BUT  THE LORD v.17   Thank God for the great  But's  of the Bible!  God, through painful plagues revealed to Pharaoh  that Sarai was in fact Abram’s wife, and what Pharaoh was doing here stood in the way of God’s great plan.  I remind you  that God did say to Abram,  as he was about  to leave the city  of Ur,  “I will bless those  who bless you, and him who dishonours you I will curse…”  (v.3). 
These were not empty words. God’s promise stood.  And so Pharaoh and Abram learned a very big lesson that  day. Pharaoh had  the wisdom not to strive with God , and we learn that Abram is no hero. He is a weak man, BUT he is a chosen  son of God , and that fact makes  the big difference.
And so,  the thing that needs to happen, happens. 

Chapter 13:1 reads, “So Abram went up from Egypt… into the Negeb “… back into Canaan, the land of promise,  where he belonged.  The incident has a happy ending, yes, but it is obtained by the humiliation of Abram and the discovery of the weakness of his unbelieving heart.

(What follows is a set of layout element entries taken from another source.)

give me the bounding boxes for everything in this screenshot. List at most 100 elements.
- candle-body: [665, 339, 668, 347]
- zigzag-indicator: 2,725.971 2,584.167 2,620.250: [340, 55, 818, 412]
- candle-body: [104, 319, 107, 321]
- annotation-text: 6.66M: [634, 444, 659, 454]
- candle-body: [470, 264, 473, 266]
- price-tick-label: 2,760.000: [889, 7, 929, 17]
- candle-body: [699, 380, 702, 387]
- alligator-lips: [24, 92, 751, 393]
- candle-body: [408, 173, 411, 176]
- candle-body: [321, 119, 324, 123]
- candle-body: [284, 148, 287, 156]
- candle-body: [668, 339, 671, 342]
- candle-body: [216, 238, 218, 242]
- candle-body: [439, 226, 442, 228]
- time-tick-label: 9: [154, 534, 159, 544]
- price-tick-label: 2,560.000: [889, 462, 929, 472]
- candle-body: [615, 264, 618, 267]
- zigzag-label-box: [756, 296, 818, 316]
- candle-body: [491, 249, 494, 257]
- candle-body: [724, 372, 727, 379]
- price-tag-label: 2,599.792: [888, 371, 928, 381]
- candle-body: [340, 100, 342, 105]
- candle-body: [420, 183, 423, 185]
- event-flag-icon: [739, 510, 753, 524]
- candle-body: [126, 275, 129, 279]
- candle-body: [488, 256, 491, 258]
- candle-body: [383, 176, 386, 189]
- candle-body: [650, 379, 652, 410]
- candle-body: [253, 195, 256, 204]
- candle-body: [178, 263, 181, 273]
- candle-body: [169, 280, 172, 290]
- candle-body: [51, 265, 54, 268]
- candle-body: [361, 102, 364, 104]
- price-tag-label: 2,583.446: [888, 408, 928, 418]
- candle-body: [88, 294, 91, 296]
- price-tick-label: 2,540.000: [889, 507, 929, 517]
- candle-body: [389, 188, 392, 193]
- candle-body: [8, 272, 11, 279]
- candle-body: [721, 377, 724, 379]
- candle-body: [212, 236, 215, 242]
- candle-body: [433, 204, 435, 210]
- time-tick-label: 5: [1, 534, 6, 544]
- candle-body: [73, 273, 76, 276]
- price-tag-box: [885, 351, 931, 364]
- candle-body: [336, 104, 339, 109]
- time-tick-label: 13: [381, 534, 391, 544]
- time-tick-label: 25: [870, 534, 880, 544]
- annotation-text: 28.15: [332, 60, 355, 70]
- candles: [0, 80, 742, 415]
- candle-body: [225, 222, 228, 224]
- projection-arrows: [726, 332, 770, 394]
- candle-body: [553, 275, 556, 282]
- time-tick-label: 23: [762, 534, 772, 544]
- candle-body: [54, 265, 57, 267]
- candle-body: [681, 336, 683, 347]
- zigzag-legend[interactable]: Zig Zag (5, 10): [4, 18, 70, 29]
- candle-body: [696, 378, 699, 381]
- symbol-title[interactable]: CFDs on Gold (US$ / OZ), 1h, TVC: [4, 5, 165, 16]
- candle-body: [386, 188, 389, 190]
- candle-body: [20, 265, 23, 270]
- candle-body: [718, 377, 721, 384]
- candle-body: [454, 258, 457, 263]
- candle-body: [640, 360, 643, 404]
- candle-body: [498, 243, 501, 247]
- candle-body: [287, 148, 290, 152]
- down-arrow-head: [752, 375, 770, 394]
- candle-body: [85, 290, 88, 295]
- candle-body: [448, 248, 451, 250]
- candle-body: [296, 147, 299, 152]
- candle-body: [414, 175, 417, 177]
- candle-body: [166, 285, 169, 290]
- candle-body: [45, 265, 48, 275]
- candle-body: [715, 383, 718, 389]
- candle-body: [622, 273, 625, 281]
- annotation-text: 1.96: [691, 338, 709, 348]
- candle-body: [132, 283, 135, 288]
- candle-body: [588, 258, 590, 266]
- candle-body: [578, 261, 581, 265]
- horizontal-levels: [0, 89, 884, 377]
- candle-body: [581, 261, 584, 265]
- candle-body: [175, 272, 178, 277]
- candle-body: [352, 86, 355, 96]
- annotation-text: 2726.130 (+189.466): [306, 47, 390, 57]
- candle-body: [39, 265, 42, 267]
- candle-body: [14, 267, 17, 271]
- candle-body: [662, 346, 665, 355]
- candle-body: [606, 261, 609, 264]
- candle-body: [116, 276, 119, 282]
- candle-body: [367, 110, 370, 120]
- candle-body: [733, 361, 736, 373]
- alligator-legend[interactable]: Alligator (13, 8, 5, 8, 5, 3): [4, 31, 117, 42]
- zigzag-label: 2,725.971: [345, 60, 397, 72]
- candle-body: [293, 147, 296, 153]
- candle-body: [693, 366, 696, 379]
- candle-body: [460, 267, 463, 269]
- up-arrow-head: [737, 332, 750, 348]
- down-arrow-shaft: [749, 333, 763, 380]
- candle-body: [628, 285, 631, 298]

This part of Abram’s life  is not recorded to encourage you to  think  that you  may sin so  that grace may abound. It is written to remind us that we all have hearts like Abram, hearts that seek shortcuts, hearts which doubt the  goodness  and faithfulness of God. This  is written  to remind us that God loves  His people and that He extends grace to us,  despite  ourselves. 

God is determined  to save His people, and the gates of hell shall not prevail against them.  Our unbelief will not stop the advance of God’s kingdom. And it is all ultimately rooted in the depths of His covenant love  for us. 
And that love  was made known to us  supremely in Jesus  Christ  who laid down His life for ALL our sin!  Amen.